* Deal aimed at paying down some of Bumi’s $3.9 bln debt
* Deal comes amid concern on the Bumi’s ability to raise cash
* Bankers pitching to separate Bumi Plc and Bakries-sources
* Bumi Plc board set to meet Oct 11 in Singapore
By Janeman Latul
JAKARTA, Oct 9 (Reuters) - Indonesia’s Bumi Resources , facing a probe of its finances by London-listed affiliate Bumi Plc, is in talks with buyers led by the Sampoerna group to sell a stake in a coal miner for around $200 million, sources said on Tuesday.
Bumi Resources, the crown jewel of the billionaire Indonesian Bakrie family, had previously confirmed it was in talks to sell a 50 percent stake in PT Fajar Bumi Sakti. The unit expects to produce 1 million tonnes of coal this year, a fraction of Bumi Resource’s 75 million tonnes annual output.
Sources now say the potential buyer is a consortium led by the Sampoerna group, one of Indonesia’s biggest conglomerates, and they are discussing a deal of around $200 million.
The sale is part of a plan by Bumi Resources to pay down some of its $3.9 billion debt, which includes $1.5 billion owed to sovereign wealth fund China Investment Corp.
Shares in Bakrie Group firms have been under heavy selling pressure this year because of debt concerns and the plan to sell assets is the latest effort to shore up confidence by showing the group’s ability to raise cash.
Neither Sampoerna nor Bumi Resources confirmed the talks.
“If and when there is closure on any asset monetisation effort we will then make an announcement,” said Bumi Resources director Dileep Srivastava.
A. Putranto, an executive at Sampoerna Strategic, the investment holding firm of the group, said it was open to expansion in mining and other areas.
“We have not made any commitment with any company or group of companies on investment in coal mining industry,” Putranto said by email.
If completed, the deal would be the first investment by the Sampoerna family, which made its fortune on clove cigarettes, in coal mining.
Sampoerna sold its tobacco business to Philip Morris of the United States in 2005 for more than $5 billion and it has used the proceeds to invest in businesses from global online casinos to palm oil and banking.
“It will be positive when the asset sale actually happens, otherwise people will remain suspicious. They have been talking about the need to reduce high cost debt for about 12 months now and we haven’t seen a great deal of progress,” said a Singapore-based debt trader.
Bumi Plc, which owns 29 percent of the Indonesian miner, launched a probe in September into potential financial irregularities of over $500 million at its affiliates in the Southeast Asian country.
Bumi Plc was created in a $3 billion deal in 2010 between the Bakrie Group and financier Nat Rothschild, aimed at making it one of the world’s biggest coal miners.

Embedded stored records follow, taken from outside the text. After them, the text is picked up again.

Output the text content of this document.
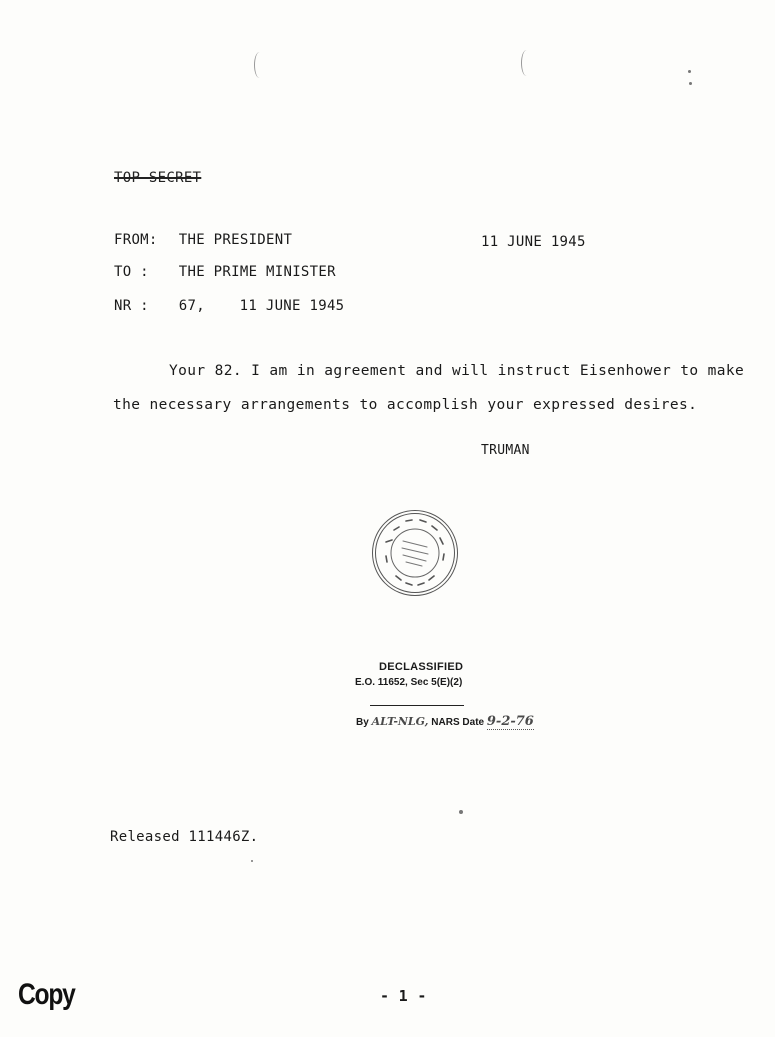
TOP SECRET
FROM: THE PRESIDENT	11 JUNE 1945
TO : THE PRIME MINISTER
NR : 67, 11 JUNE 1945
Your 82. I am in agreement and will instruct Eisenhower to make
the necessary arrangements to accomplish your expressed desires.
TRUMAN
DECLASSIFIED
E.O. 11652, Sec 5(E)(2)
By ALT-NLG, NARS Date 9-2-76
Released 111446Z.
Copy	- 1 -
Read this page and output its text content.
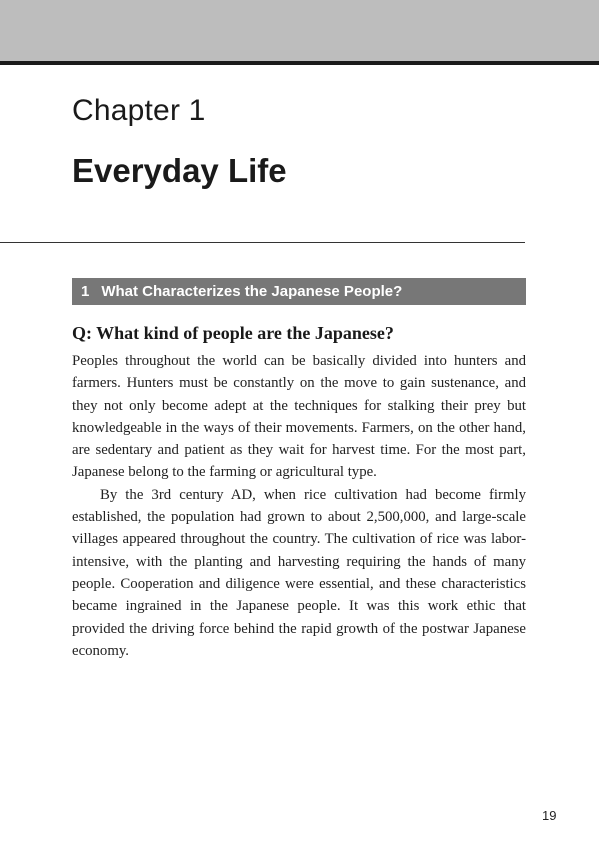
Chapter 1
Everyday Life
1 What Characterizes the Japanese People?
Q: What kind of people are the Japanese?

Peoples throughout the world can be basically divided into hunters and farmers. Hunters must be constantly on the move to gain sustenance, and they not only become adept at the techniques for stalking their prey but knowledgeable in the ways of their movements. Farmers, on the other hand, are sedentary and patient as they wait for harvest time. For the most part, Japanese belong to the farming or agricultural type.

By the 3rd century AD, when rice cultivation had become firmly established, the population had grown to about 2,500,000, and large-scale villages appeared throughout the country. The cultivation of rice was labor-intensive, with the planting and harvesting requiring the hands of many people. Cooperation and diligence were essential, and these characteristics became ingrained in the Japanese people. It was this work ethic that provided the driving force behind the rapid growth of the postwar Japanese economy.

19
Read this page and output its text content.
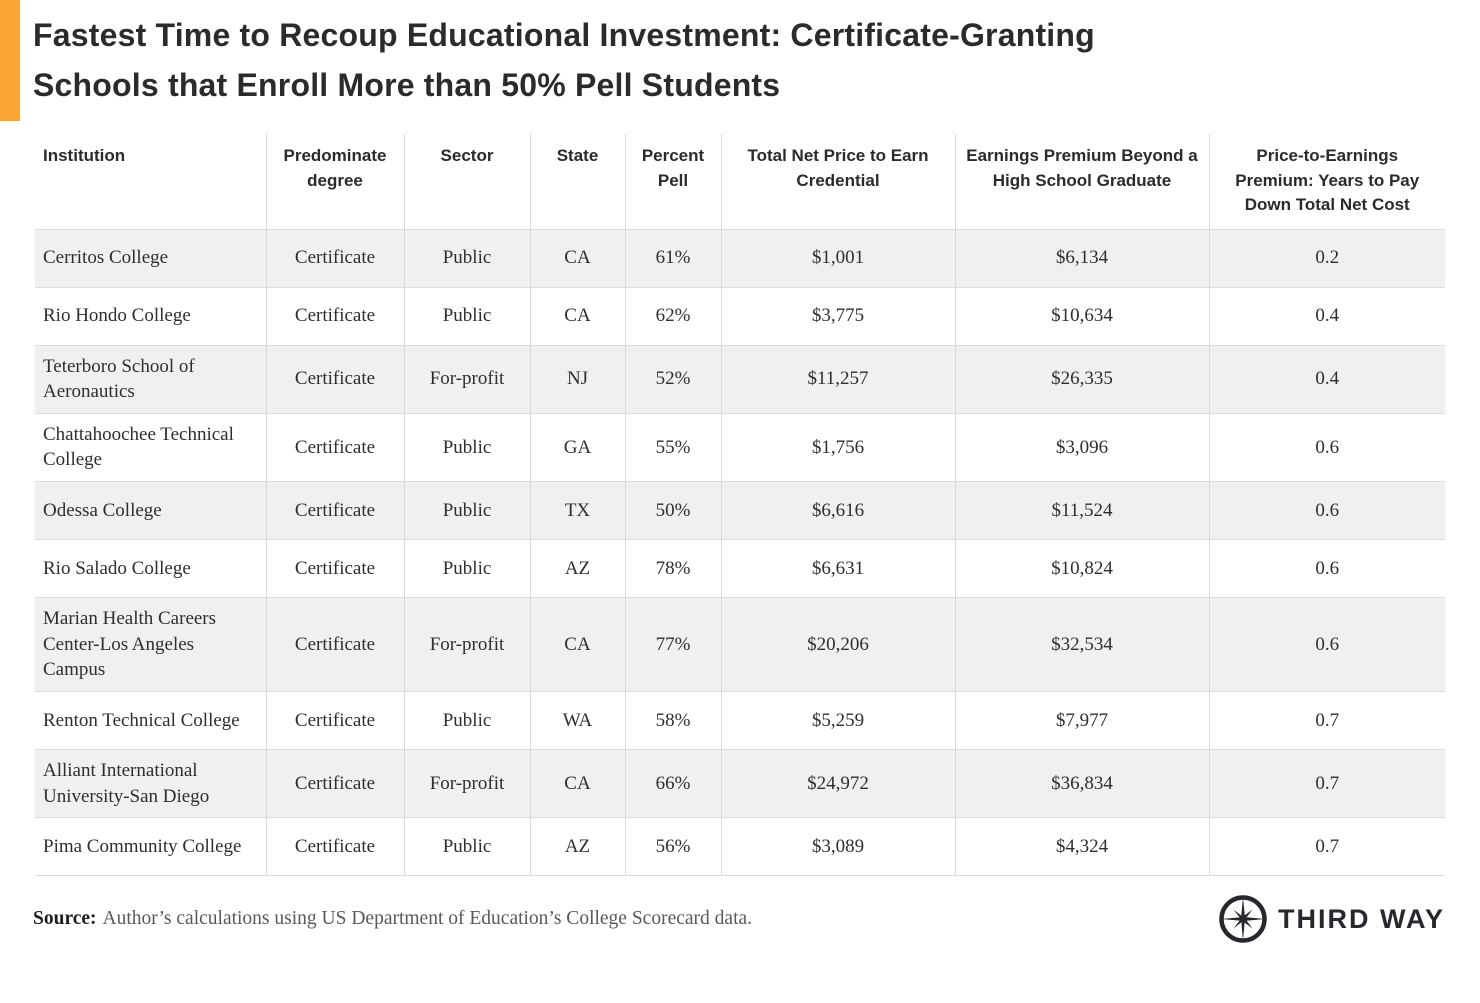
Fastest Time to Recoup Educational Investment: Certificate-Granting
Schools that Enroll More than 50% Pell Students
Institution	Predominate degree	Sector	State	Percent Pell	Total Net Price to Earn Credential	Earnings Premium Beyond a High School Graduate	Price-to-Earnings Premium: Years to Pay Down Total Net Cost
Cerritos College	Certificate	Public	CA	61%	$1,001	$6,134	0.2
Rio Hondo College	Certificate	Public	CA	62%	$3,775	$10,634	0.4
Teterboro School of Aeronautics	Certificate	For-profit	NJ	52%	$11,257	$26,335	0.4
Chattahoochee Technical College	Certificate	Public	GA	55%	$1,756	$3,096	0.6
Odessa College	Certificate	Public	TX	50%	$6,616	$11,524	0.6
Rio Salado College	Certificate	Public	AZ	78%	$6,631	$10,824	0.6
Marian Health Careers Center-Los Angeles Campus	Certificate	For-profit	CA	77%	$20,206	$32,534	0.6
Renton Technical College	Certificate	Public	WA	58%	$5,259	$7,977	0.7
Alliant International University-San Diego	Certificate	For-profit	CA	66%	$24,972	$36,834	0.7
Pima Community College	Certificate	Public	AZ	56%	$3,089	$4,324	0.7
Source: Author’s calculations using US Department of Education’s College Scorecard data.	THIRD WAY
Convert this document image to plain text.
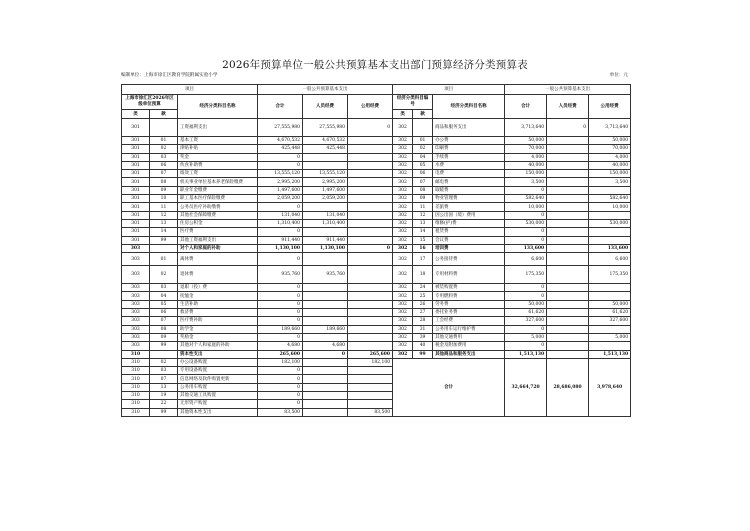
2026年预算单位一般公共预算基本支出部门预算经济分类预算表
编制单位：上海市徐汇区教育学院附属实验小学	单位：元
项目			一般公共预算基本支出			项目			一般公共预算基本支出		
上海市徐汇区2026年区级单位预算		经济分类科目名称	合计	人员经费	公用经费	经济分类科目编号		经济分类科目名称	合计	人员经费	公用经费
类	款					类	款				
301		工资福利支出	27,555,980	27,555,980	0	302		商品和服务支出	3,713,640	0	3,713,640
301	01	基本工资	4,670,532	4,670,532		302	01	办公费	50,000		50,000
301	02	津贴补贴	425,448	425,448		302	02	印刷费	70,000		70,000
301	03	奖金	0			302	04	手续费	4,000		4,000
301	06	伙食补助费	0			302	05	水费	40,000		40,000
301	07	绩效工资	13,555,120	13,555,120		302	06	电费	150,000		150,000
301	08	机关事业单位基本养老保险缴费	2,995,200	2,995,200		302	07	邮电费	3,500		3,500
301	09	职业年金缴费	1,497,600	1,497,600		302	08	取暖费	0		
301	10	职工基本医疗保险缴费	2,059,200	2,059,200		302	09	物业管理费	582,640		582,640
301	11	公务员医疗补助缴费	0			302	11	差旅费	10,000		10,000
301	12	其他社会保障缴费	131,040	131,040		302	12	因公出国（境）费用	0		
301	13	住房公积金	1,310,400	1,310,400		302	13	维修(护)费	530,000		530,000
301	14	医疗费	0			302	14	租赁费	0		
301	99	其他工资福利支出	911,440	911,440		302	15	会议费	0		
303		对个人和家庭的补助	1,130,100	1,130,100	0	302	16	培训费	133,600		133,600
303	01	离休费	0			302	17	公务接待费	6,600		6,600
303	02	退休费	935,760	935,760		302	18	专用材料费	175,350		175,350
303	03	退职（役）费	0			302	24	被装购置费	0		
303	04	抚恤金	0			302	25	专用燃料费	0		
303	05	生活补助	0			302	26	劳务费	50,000		50,000
303	06	救济费	0			302	27	委托业务费	61,620		61,620
303	07	医疗费补助	0			302	28	工会经费	327,600		327,600
303	08	助学金	189,660	189,660		302	31	公务用车运行维护费	0		
303	09	奖励金	0			302	39	其他交通费用	5,000		5,000
303	99	其他对个人和家庭的补助	4,680	4,680		302	40	税金及附加费用	0		
310		资本性支出	265,600	0	265,600	302	99	其他商品和服务支出	1,513,130		1,513,130
310	02	办公设备购置	182,100		182,100	合计			32,664,720	28,686,080	3,978,640
310	03	专用设备购置	0								
310	07	信息网络及软件购置更新	0								
310	13	公务用车购置	0								
310	19	其他交通工具购置	0								
310	22	无形资产购置	0								
310	99	其他资本性支出	83,500		83,500						
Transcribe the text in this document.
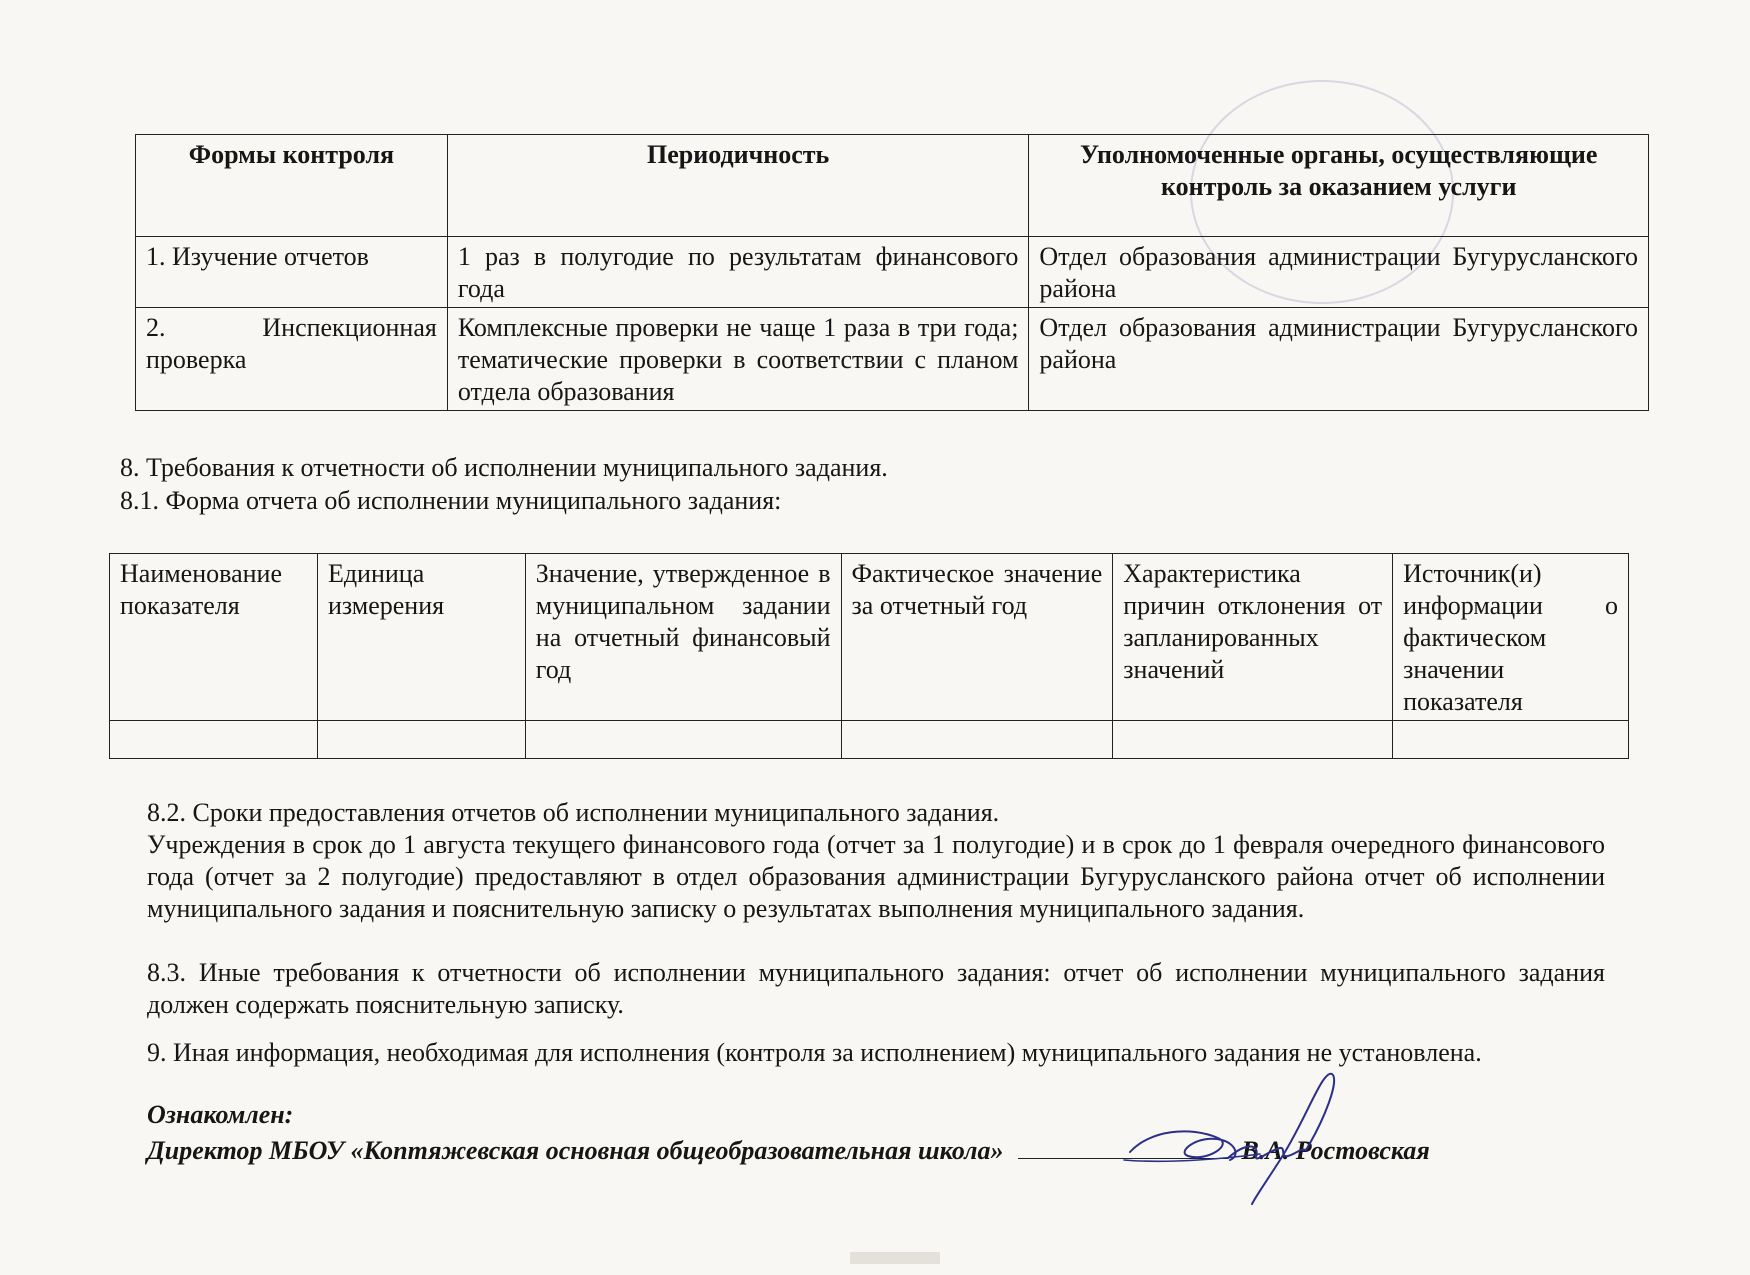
Формы контроля	Периодичность	Уполномоченные органы, осуществляющие контроль за оказанием услуги
1. Изучение отчетов	1 раз в полугодие по результатам финансового года	Отдел образования администрации Бугурусланского района
2. Инспекционная проверка	Комплексные проверки не чаще 1 раза в три года; тематические проверки в соответствии с планом отдела образования	Отдел образования администрации Бугурусланского района
8. Требования к отчетности об исполнении муниципального задания.
8.1. Форма отчета об исполнении муниципального задания:
Наименование показателя	Единица измерения	Значение, утвержденное в муниципальном задании на отчетный финансовый год	Фактическое значение за отчетный год	Характеристика причин отклонения от запланированных значений	Источник(и) информации о фактическом значении показателя

8.2. Сроки предоставления отчетов об исполнении муниципального задания.
Учреждения в срок до 1 августа текущего финансового года (отчет за 1 полугодие) и в срок до 1 февраля очередного финансового года (отчет за 2 полугодие) предоставляют в отдел образования администрации Бугурусланского района отчет об исполнении муниципального задания и пояснительную записку о результатах выполнения муниципального задания.
8.3. Иные требования к отчетности об исполнении муниципального задания: отчет об исполнении муниципального задания должен содержать пояснительную записку.
9. Иная информация, необходимая для исполнения (контроля за исполнением) муниципального задания не установлена.
Ознакомлен:
Директор МБОУ «Коптяжевская основная общеобразовательная школа»	В.А. Ростовская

The investigation has added to strains between the top shareholders. The Bakrie Group and Indonesian tycoon Samin Tan control 47.6 percent of Bumi Plc and Rothschild has about 12 percent.
Rothschild and the Bakrie group clashed in 2011, leading to a shake-up in the Bumi Plc board this year, which left Tan as chairman. Rothschild was relegated to non-executive director from co-chairman.
Tan helped the Bakries stave off default by buying a 23.8 percent stake from them in Bumi Plc for $1 billion in January. However, sources have said he is “furious” with the Bakries now because the investment has slumped more than 80 percent in value since he bought into the company.
Investment banks have suggested ways to resolve the shareholders’ disputes, including a split between Bumi Plc and the Bakrie Group, sources said.
The Bumi Plc board meets in Singapore on Thursday but is unlikely to discuss such a radical plan, sources said.
“The Bakries are hoping Samin Tan will be on their side this week as they are aiming to fight off the accusation from the probe, although Tan’s position is still a mystery to them,” said one of the sources in Jakarta.
The Bakries lost one director from the board when Ari Hudaya, former Bumi Plc CEO and the current Bumi Resources CEO, abruptly quit when the probe into irregularities was launched.
The Bumi Plc board has 17 members, including nine independent directors, according to the company’s website.
Bumi Resources 2017 bonds are trading at 82.5/83.5, below 92/93 before the probe commenced. Bumi Resources shares were down about 1.5 percent on Tuesday but have fallen 20 percent since the investigation was announced by Bumi Plc and have plunged 69 percent this year.
Bumi Plc shares have dropped 16 percent since announcing the probe.